A special issue of the Journal of the Meteorological Society of Japan on the Global Soil Wetness Project has been organized by Prof. Toshio Koike at the Hydrosphere and Atmosphere Interaction Laboratory (HAIL) in the Department of Civil and Environmental Engineering of the Nagaoka University of Technology. Support for the publication of this special issue has been provided by the Ministry of Education in Japan, and approximately 15 papers have been submitted for inclusion in the special issue. A special editorial board has been formed to overview and speed the review process. The issue will be published early in 1999.

In addition, an overview article based on this report will appear in the Bulletin of the American Meteorological Society. This article will serve to introduce a broad audience to the GSWP, its goals and progress to date, and its plans for the future.

Work during the interim phase, described in section 5.1, may be compiled into a special section of the Journal of Geophysical Research or comparable journal a year to 18 months after the special issue of the Journal of the Meteorological Society of Japan.
 

5.5 The next phase

With the release of the ISLSCP Initiative II data set at a global resolution of ½×½ for a period of not less than 10 years (IGPO,1996b), we plan to initiate a second, longer phase of GSWP. It is our intent that the lessons learned during the pilot phase will be applied to improve the execution of the somewhat more challenging full phase. The increase in spatial resolution, duration, and potentially temporal resolution of the meteorological forcing data could increase the amount of input data by a factor of 40, and possibly more. Computational needs will also increase, although by not quite as much since the time-step used by most models will not have to be changed for offline simulations. Nonetheless, it seems likely that the project would benefit greatly by the use of a central computational facility where data can be managed and shared among all participants (the number of which is expected to increase significantly), and where a small library of standardized tools for reading input data and formatting output data can be made available. This centralization would also facilitate the inter-comparison, and the access to results by those involved in validation.

The lessons of the pilot phase of GSWP will be brought to bear on the production of the ISLSCP Initiative II data set. We have found that the hybrid precipitation product was difficult to handle by the LSPs for two main reasons. One, the temporal variability of the rainfall data come from NCEP reanalyses, which are not always consistent with the radiation and other meteorological fields which come from operational ECMWF analyses. These inconsistencies can create short-term unrealistic behavior in the LSPs. Also, the 6-hourly interval for convective precipitation data left the disaggregation to smaller temporal and spatial scales to the individual LSPs. This caused both consistency problems and widespread underestimation of runoff by the LSPs. Several of the members of the production group examined this issue (e.g., Dirmeyer and Zeng 1998, Douville et al., 1998) And found various methods to improve model performance. An improved methodology will have to be devised before the next phase of GSWP.
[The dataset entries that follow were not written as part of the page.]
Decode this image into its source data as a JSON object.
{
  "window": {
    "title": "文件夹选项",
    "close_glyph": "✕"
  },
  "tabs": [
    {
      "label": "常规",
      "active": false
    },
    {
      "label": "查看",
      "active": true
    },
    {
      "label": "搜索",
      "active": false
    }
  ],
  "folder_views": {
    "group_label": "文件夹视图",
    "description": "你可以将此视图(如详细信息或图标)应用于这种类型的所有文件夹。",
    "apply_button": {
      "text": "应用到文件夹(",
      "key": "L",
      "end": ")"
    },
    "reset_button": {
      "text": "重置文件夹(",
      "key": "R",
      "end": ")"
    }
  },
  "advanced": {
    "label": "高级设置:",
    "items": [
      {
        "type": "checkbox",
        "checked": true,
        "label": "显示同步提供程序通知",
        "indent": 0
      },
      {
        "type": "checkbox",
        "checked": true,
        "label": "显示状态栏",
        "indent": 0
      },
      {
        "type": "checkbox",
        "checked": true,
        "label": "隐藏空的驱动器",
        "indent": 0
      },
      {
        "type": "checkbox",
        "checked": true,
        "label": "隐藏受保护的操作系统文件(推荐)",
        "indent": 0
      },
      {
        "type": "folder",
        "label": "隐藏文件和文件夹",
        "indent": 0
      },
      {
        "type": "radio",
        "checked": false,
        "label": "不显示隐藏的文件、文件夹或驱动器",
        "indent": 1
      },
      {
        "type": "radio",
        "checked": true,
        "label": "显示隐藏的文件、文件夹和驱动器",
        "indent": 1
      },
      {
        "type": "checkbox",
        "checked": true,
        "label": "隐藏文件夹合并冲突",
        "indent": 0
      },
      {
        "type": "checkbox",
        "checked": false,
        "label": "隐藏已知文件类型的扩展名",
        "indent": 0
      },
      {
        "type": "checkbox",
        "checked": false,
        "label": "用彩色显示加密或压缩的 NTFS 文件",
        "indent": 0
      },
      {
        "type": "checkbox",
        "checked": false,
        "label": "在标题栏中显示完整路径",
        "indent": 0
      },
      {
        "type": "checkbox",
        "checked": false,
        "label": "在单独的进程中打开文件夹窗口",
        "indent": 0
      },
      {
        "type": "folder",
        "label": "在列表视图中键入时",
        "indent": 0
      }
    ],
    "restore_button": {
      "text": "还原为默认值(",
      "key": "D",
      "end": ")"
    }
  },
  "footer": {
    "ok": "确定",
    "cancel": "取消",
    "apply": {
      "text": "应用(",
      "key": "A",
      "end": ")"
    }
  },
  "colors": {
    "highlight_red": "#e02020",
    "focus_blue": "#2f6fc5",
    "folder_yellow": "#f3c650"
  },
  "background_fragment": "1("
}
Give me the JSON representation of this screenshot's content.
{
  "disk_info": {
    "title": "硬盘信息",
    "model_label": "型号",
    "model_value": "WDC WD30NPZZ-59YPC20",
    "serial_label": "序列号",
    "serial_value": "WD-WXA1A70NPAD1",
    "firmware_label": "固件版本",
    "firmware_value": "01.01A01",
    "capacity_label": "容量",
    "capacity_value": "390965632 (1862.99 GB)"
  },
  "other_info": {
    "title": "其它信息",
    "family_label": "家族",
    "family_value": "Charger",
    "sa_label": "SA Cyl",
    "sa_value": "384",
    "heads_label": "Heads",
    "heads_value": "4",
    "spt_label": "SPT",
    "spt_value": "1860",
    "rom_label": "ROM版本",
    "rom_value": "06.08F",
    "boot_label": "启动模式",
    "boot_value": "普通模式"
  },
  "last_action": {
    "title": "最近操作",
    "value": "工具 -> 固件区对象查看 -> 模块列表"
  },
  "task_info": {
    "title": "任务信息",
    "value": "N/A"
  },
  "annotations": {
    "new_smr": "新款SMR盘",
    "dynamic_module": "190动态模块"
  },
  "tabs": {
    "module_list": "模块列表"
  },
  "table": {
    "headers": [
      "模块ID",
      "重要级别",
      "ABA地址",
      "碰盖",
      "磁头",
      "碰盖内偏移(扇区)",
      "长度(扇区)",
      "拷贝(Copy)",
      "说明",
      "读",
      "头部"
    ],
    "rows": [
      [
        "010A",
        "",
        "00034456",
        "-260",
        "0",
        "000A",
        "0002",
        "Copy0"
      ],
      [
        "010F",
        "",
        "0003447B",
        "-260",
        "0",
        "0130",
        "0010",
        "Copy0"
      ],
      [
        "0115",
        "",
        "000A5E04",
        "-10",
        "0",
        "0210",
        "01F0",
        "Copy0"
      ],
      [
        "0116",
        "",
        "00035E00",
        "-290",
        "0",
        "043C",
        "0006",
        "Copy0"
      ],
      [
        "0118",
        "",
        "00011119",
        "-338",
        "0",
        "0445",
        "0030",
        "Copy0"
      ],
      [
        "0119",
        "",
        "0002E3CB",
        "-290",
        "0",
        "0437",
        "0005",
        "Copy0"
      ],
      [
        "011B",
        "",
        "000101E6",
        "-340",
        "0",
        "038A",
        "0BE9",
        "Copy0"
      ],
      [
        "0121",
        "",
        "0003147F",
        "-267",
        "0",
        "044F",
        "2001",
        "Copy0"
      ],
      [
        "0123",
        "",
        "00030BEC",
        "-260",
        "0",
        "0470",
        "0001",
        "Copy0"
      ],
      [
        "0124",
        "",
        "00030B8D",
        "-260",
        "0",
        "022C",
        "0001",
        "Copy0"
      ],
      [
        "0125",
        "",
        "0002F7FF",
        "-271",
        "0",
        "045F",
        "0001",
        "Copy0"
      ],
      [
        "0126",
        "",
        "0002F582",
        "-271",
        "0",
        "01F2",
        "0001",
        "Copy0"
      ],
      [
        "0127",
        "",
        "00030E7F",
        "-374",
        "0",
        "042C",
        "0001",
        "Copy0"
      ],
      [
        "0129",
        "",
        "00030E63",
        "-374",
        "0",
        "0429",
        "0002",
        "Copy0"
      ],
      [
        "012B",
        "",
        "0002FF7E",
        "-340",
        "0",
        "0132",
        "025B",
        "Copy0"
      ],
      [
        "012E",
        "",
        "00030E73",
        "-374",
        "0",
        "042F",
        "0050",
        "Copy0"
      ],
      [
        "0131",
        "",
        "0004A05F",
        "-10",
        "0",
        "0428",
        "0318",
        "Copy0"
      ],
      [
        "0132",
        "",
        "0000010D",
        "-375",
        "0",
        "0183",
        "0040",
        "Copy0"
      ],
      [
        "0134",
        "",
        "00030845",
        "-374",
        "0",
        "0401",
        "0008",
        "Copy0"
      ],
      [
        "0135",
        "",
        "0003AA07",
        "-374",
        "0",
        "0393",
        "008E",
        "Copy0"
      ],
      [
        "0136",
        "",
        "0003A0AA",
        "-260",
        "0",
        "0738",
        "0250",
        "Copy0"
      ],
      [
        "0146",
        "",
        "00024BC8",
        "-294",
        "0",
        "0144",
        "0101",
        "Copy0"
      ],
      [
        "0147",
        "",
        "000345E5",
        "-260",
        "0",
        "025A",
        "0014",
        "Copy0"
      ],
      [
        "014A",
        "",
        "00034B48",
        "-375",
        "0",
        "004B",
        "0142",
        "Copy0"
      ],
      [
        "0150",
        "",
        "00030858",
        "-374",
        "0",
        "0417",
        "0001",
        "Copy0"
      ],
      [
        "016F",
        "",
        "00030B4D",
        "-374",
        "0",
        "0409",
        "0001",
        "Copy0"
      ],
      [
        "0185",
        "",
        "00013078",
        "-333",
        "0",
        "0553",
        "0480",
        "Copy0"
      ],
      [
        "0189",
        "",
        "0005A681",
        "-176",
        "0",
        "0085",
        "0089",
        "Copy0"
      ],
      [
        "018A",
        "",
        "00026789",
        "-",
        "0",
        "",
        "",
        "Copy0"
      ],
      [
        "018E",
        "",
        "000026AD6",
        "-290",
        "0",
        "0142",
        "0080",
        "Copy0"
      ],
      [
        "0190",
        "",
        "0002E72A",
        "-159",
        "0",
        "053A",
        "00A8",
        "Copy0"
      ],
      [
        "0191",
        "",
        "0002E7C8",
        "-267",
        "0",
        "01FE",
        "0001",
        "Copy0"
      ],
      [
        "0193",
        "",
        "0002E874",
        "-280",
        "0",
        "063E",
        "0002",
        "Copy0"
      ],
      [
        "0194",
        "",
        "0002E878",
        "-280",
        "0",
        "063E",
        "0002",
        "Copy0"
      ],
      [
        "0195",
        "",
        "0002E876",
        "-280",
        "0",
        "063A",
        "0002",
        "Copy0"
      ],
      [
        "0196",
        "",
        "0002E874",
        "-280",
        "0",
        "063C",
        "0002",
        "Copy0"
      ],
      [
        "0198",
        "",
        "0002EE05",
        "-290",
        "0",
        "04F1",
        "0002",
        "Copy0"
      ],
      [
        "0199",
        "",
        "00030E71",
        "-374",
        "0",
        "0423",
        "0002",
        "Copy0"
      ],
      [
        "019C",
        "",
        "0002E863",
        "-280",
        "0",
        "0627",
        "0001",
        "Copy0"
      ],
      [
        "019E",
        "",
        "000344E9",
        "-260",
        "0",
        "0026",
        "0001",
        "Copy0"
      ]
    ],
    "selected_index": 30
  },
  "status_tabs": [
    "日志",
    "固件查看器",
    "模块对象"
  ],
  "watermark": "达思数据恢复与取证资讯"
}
Beyond the logistics, several well-posed science questions will be advanced and addressed by the next phase of GSWP. We are interested in better quantifying the uncertainty in the capabilities of today's LSPs, and hopefully identifying specific processes or parameterizations for focus of future research. As we progress to finer resolution, heterogeneity issues become more addressable by sensitivity studies. Also, we feel that there is a pressing need to pursue development of methods for land surface data assimilation as a means to "fill the holes" in the land surface data coverage by combining data and models to create consistent data sets with complete coverage. The GSWP framework could be an excellent mechanism to pursue this development if the design is extended to be accommodating to remote sensing data. Finally, we may want to push the model boundary upward into the atmosphere by including a boundary layer model coupled to the LSPs, so that the first-order interactions between the land surface, near surface meteorology and atmospheric convection can be investigated as well.